The crowd quieted down and returned to their seats. I had one more thing to say.
“I can see now this is going to be a day to remember.”
And it was.
In a well-furnished kitchen, there are not only crystal goblets and silver platters, but waste cans and compost buckets—some containers used to serve fine meals, others to take out the garbage. Become the kind of container God can use to present any and every kind of gift to his guests for their blessing. 2 Timothy 2:20-21 (MSG)
Thanks for reading Book One. You’ll find Chapter 1 of Book Two in the Elmo Jenkins series starting on the next page.
The Metaphor
A bell rang out over the murmur of the crowd as I tugged against the rope holding my hands behind my back, firmly to the stake. The air, thick with the stench of sweat and smoke, caused me to gag and cough. I’d been stripped to the waist, and the coarseness of the wooden pole gnawed into the flesh of my exposed back. The pain was excruciating.

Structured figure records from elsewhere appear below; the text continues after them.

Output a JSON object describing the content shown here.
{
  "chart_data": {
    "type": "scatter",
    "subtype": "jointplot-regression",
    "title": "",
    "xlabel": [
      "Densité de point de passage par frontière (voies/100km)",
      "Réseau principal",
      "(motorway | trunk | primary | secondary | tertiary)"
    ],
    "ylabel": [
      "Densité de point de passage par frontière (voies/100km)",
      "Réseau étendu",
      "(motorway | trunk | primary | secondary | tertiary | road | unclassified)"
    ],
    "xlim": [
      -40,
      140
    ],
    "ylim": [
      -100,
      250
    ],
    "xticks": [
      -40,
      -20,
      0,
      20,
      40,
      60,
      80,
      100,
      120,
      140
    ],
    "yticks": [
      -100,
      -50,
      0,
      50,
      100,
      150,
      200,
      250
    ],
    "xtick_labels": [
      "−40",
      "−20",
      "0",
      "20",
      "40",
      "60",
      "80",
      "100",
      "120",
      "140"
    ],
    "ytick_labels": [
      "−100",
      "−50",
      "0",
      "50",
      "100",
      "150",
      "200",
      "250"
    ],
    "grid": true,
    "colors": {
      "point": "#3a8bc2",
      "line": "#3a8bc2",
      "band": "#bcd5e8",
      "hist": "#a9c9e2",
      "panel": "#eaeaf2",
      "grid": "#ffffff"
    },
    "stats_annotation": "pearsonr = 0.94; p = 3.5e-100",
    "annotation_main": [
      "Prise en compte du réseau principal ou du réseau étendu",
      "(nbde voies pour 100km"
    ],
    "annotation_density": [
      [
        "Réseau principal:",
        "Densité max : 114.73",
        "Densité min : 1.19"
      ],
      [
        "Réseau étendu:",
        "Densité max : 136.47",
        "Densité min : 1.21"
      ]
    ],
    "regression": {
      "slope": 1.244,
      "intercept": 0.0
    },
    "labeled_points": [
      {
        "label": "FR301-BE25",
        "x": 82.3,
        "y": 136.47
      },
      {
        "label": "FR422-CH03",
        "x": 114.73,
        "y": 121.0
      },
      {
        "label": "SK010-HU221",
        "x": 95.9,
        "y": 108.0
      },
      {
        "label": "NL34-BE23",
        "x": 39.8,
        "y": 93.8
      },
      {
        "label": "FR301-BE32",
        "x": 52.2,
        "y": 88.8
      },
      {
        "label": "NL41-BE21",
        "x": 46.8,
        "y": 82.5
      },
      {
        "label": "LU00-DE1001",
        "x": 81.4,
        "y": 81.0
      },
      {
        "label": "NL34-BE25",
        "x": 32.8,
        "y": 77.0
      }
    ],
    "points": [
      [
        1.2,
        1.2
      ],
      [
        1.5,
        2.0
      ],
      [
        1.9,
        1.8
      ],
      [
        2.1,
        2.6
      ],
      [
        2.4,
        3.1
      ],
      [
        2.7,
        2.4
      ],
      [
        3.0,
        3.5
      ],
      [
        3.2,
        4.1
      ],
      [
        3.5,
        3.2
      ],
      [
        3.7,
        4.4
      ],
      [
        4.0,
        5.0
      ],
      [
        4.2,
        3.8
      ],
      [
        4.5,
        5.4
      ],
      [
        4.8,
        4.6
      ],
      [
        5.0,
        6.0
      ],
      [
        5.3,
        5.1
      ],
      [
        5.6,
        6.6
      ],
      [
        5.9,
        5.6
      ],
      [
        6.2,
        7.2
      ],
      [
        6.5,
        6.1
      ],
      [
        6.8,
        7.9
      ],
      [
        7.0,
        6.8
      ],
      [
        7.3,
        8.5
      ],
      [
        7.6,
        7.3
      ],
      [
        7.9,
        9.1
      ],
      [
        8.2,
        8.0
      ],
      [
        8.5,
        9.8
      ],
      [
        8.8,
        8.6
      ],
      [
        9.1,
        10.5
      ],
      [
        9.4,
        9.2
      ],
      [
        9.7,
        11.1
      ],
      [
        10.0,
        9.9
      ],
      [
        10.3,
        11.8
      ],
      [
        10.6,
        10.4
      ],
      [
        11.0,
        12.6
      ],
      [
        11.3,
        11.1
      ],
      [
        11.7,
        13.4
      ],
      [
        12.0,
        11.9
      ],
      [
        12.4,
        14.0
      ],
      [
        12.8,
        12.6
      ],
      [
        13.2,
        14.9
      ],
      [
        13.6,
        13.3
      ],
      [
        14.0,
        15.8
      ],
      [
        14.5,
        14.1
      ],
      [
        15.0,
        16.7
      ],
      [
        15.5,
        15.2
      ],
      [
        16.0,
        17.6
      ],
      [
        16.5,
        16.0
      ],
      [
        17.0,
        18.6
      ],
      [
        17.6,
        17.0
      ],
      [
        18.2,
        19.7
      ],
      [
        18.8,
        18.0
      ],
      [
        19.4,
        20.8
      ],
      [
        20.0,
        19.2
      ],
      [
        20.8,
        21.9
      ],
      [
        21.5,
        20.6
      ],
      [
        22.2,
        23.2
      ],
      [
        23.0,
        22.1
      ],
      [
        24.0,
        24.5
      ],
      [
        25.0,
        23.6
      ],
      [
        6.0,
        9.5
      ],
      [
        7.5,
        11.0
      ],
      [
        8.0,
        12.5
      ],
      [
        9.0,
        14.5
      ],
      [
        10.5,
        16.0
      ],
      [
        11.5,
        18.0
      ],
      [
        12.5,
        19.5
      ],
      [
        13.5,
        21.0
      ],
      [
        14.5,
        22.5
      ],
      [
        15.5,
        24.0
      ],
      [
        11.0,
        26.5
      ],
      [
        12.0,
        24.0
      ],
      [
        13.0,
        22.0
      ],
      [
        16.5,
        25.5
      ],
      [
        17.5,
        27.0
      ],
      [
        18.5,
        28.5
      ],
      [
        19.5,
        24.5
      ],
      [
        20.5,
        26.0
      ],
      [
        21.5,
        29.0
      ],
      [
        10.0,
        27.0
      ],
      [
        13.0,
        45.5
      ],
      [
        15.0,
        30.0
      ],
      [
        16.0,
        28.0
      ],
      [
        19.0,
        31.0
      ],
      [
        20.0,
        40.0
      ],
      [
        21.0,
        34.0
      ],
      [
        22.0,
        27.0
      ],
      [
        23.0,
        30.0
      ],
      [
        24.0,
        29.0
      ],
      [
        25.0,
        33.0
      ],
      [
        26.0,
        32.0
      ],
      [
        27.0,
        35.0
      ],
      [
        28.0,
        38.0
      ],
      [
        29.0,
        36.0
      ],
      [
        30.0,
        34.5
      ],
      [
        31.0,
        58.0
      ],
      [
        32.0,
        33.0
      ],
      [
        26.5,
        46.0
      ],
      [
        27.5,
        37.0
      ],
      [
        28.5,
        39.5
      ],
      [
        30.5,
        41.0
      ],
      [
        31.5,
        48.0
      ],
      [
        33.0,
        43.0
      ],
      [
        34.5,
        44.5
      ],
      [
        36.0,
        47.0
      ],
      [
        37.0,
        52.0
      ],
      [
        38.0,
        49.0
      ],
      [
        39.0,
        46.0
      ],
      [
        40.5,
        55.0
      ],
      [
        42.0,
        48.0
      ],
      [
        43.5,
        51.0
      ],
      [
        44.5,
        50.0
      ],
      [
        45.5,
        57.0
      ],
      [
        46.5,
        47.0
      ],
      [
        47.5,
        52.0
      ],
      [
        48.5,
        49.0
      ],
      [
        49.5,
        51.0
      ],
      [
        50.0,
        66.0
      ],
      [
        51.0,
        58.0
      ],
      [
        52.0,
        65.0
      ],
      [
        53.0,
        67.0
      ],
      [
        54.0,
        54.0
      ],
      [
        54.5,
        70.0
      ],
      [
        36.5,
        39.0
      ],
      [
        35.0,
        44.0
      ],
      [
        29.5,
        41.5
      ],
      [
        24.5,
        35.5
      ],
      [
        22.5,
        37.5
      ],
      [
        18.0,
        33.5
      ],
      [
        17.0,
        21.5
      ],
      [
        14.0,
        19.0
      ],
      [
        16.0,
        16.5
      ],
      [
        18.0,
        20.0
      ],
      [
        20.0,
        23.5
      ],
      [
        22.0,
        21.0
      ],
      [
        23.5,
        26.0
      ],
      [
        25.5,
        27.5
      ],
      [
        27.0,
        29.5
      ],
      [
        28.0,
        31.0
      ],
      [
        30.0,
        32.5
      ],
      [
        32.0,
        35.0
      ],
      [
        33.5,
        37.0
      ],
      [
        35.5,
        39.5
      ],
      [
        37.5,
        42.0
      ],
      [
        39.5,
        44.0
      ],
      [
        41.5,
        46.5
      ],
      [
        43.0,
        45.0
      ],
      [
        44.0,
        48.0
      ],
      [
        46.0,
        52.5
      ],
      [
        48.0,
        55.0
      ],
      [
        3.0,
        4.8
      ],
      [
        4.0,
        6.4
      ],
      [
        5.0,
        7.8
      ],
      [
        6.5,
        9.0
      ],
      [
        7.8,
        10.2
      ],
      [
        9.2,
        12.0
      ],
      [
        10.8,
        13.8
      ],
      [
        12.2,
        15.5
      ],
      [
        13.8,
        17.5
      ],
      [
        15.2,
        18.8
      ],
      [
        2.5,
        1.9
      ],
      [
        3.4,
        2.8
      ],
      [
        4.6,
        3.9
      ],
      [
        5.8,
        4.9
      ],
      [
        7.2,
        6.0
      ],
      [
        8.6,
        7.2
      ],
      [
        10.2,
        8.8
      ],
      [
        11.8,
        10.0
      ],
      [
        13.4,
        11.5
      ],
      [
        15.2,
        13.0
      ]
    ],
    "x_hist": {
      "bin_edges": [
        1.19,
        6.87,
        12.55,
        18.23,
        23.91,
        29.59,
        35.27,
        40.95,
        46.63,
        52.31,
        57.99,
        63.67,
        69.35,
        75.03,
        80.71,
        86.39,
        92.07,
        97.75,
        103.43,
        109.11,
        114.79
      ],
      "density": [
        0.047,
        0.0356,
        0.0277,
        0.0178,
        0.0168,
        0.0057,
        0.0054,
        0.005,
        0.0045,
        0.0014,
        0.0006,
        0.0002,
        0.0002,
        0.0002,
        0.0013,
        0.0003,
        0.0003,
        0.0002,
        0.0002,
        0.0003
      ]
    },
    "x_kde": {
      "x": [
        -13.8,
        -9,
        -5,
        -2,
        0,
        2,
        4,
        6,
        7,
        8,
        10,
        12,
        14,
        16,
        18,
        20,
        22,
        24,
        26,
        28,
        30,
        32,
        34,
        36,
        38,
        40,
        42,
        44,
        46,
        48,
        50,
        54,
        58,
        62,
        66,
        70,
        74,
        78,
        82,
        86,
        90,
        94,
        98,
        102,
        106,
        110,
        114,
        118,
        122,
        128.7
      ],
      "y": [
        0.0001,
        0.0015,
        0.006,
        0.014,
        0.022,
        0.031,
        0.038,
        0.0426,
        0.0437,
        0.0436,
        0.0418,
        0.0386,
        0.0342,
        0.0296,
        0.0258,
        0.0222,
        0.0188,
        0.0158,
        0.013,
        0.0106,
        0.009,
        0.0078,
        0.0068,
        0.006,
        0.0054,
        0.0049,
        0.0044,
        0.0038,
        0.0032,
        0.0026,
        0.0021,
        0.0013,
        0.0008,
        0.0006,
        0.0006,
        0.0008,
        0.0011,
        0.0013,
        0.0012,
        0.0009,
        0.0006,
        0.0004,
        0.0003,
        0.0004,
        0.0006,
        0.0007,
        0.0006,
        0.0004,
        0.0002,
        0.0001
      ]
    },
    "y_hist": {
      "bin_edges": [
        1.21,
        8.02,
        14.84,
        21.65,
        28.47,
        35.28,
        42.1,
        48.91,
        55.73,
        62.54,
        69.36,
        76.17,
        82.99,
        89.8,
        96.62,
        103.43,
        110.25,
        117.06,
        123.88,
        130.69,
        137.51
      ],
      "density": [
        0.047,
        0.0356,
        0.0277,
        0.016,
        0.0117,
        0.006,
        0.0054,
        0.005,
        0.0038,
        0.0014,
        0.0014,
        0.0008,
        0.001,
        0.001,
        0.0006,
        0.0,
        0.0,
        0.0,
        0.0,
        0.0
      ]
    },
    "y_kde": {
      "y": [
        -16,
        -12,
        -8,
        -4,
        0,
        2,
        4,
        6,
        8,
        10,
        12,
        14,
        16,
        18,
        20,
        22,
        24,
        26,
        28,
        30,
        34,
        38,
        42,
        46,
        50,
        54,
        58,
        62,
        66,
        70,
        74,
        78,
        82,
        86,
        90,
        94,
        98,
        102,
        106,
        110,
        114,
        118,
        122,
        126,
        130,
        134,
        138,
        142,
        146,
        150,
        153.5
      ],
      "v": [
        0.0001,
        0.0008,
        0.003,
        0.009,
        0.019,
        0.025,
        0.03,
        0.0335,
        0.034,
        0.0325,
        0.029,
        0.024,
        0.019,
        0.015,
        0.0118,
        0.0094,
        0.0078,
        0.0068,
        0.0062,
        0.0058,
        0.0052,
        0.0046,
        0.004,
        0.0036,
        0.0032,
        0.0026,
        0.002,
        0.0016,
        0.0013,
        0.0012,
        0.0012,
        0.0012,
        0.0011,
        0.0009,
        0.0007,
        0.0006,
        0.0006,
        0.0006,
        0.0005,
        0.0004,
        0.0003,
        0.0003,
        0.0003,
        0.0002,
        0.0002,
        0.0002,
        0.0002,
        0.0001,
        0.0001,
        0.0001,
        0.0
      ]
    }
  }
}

The large pile of kindling beneath my feet elevated me high above the rabble. I surveyed their dirty faces, ten to fifteen people deep in all directions. All eyes were on me. They’d come for a cheap thrill, a visceral jolt, hoping to add a small portion of meaning to their meaningless lives.
A squire, wearing what looked like balloon culottes and tights, stepped forward and unfurled a parchment scroll. He shouted out to the gathering:
Hear ye, hear ye. By order of the First Council under the leadership of Cardinal Fitzsimons, we today bring judgment against one Friar Jenkins for sedition against First Church and its people. After exhaustive interrogations, we have concluded that this man sought to change our great church and its venerable way of life. His actions and words threaten the very sacred traditions by which our church was founded and is even to this day sustained.